Asap tebal dan uap panas mesin diesel menyembur kuat dari sisi lokomotif, menciptakan dinding visual dan termal yang luar biasa. Uap panas itu secara khusus diarahkan ke menara air, seperti yang diinstruksikan Arya.
Penembak jitu itu menjerit kaget saat semburan uap panas dan asap tebal tiba-tiba menyelimutinya. Bidikannya hancur!
Pemimpin Penjaga (Dari stasiun): "APA-APAAN ITU?! TEMBAK KERETA ITU! TEMBAK RODANYA!"
Suara tembakan senapan otomatis terdengar beruntun, mengenai badan lokomotif yang terbuat dari baja tebal. Peluru-peluru itu memantul.
Dion: "Pelindung baja tua itu berhasil menahan! Maya! Kita harus membalas serangan!"
Maya: "Tidak ada waktu! Kita sudah lewat!"
Lokomotif itu melaju kencang melewati Stasiun Dua yang kacau. Di belakang mereka, terlihat kobaran api kecil yang disebabkan oleh tembakan beruntun Naga Hitam yang salah sasaran mengenai semak-semak kering.
Mereka lolos.
Dion: (Menghela napas dalam-dalam, gemetar) "Kita berhasil! Kita lolos dari Stasiun Dua!"
Maya: "Ya, kita berhasil! Sekarang, Stasiun Tiga dan bahan bakar! Arya, bagaimana kondisimu?"
Arya tidak menjawab. Matanya terpejam erat, dan tubuhnya tidak bergerak. Demamnya mencapai titik kritis.
Maya: (Panik, memeriksa denyut nadinya) "Arya! Arya, kau mendengarku?!"

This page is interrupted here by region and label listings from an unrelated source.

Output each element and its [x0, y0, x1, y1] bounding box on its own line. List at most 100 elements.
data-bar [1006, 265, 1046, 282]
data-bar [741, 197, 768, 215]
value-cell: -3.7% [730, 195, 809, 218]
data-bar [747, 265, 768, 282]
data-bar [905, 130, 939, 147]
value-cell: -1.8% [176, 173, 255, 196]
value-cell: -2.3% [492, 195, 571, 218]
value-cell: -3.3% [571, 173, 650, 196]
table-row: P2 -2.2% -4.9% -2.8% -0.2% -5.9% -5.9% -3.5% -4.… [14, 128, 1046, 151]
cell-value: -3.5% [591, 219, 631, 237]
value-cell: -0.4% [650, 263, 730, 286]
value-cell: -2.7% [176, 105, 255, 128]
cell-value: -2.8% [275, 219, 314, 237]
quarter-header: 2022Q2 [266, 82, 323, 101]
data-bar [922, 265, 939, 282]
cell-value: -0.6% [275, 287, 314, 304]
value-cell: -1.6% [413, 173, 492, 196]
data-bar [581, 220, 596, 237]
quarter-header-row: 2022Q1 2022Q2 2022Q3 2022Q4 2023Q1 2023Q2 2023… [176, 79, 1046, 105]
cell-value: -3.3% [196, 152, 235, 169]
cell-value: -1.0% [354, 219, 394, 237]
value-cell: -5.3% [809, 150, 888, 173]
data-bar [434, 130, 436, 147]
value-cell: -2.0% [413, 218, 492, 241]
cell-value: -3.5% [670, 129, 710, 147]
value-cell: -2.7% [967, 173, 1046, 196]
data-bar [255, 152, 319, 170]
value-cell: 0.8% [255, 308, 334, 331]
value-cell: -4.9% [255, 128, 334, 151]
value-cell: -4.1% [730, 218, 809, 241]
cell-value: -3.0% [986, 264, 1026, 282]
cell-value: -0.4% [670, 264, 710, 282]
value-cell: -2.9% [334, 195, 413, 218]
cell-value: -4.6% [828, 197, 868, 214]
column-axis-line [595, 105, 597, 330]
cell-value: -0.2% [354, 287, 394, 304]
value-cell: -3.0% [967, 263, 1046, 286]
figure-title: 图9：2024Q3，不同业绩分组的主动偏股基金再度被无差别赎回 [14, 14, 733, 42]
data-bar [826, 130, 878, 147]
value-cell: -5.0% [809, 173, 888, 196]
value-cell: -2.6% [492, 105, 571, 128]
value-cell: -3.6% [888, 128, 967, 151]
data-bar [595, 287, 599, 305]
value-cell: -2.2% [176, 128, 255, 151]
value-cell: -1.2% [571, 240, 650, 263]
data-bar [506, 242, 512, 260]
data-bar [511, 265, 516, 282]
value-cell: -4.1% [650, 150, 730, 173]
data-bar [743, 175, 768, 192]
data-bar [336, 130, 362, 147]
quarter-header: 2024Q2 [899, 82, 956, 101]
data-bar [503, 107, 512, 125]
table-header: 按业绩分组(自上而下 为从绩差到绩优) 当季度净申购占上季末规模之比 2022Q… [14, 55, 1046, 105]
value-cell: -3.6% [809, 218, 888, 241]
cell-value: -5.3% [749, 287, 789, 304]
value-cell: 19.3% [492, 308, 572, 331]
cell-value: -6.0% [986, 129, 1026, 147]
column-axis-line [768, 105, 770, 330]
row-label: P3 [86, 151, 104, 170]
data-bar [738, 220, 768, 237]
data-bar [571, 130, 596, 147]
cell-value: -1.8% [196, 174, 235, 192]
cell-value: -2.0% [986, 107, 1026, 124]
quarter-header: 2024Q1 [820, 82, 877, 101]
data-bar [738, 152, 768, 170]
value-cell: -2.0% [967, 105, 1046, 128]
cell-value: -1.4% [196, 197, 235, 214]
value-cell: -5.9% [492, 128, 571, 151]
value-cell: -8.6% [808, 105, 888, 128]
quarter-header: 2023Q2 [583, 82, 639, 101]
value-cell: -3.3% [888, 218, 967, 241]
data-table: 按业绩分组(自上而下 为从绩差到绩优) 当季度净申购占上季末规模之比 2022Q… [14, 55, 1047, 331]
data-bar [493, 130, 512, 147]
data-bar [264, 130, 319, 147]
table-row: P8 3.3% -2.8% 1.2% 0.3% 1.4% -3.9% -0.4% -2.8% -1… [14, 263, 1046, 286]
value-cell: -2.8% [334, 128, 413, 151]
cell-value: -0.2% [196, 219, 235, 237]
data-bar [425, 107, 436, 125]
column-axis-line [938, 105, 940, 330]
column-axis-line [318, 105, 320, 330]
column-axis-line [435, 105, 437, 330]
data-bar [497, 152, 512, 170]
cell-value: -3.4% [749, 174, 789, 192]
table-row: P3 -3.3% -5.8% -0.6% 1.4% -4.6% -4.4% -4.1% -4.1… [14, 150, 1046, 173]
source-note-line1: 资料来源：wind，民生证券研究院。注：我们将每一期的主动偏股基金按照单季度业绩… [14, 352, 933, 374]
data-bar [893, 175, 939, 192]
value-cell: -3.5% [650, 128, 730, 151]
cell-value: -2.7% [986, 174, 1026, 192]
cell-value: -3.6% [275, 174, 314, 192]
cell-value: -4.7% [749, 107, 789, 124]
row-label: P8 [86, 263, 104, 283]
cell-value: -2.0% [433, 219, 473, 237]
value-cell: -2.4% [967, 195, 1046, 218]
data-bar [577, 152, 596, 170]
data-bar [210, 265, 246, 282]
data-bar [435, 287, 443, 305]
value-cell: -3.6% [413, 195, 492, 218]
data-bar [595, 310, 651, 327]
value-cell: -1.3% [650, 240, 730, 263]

Arya tetap diam. Detak jantungnya sangat lemah. Mereka telah memenangkan pertempuran kecil ini, tetapi mereka mungkin kehilangan Kapten mereka.
Di dalam Gudang Bahan Bakar yang gelap, Maya membeku saat mendengar teriakan tim Naga Hitam. Ia hanya punya waktu nol detik. Ia harus membawa empat jeriken penuh solar dan kembali ke lokomotif, di mana Dion menunggu dengan cemas.
Maya: Lima menit habis. Mereka ada di sini.
Maya meraih dua jeriken pertama dan bergegas keluar dari gudang. Tepat saat ia melangkah keluar, dua anggota tim Naga Hitam bersenjata lengkap muncul dari balik gudang penyimpanan air.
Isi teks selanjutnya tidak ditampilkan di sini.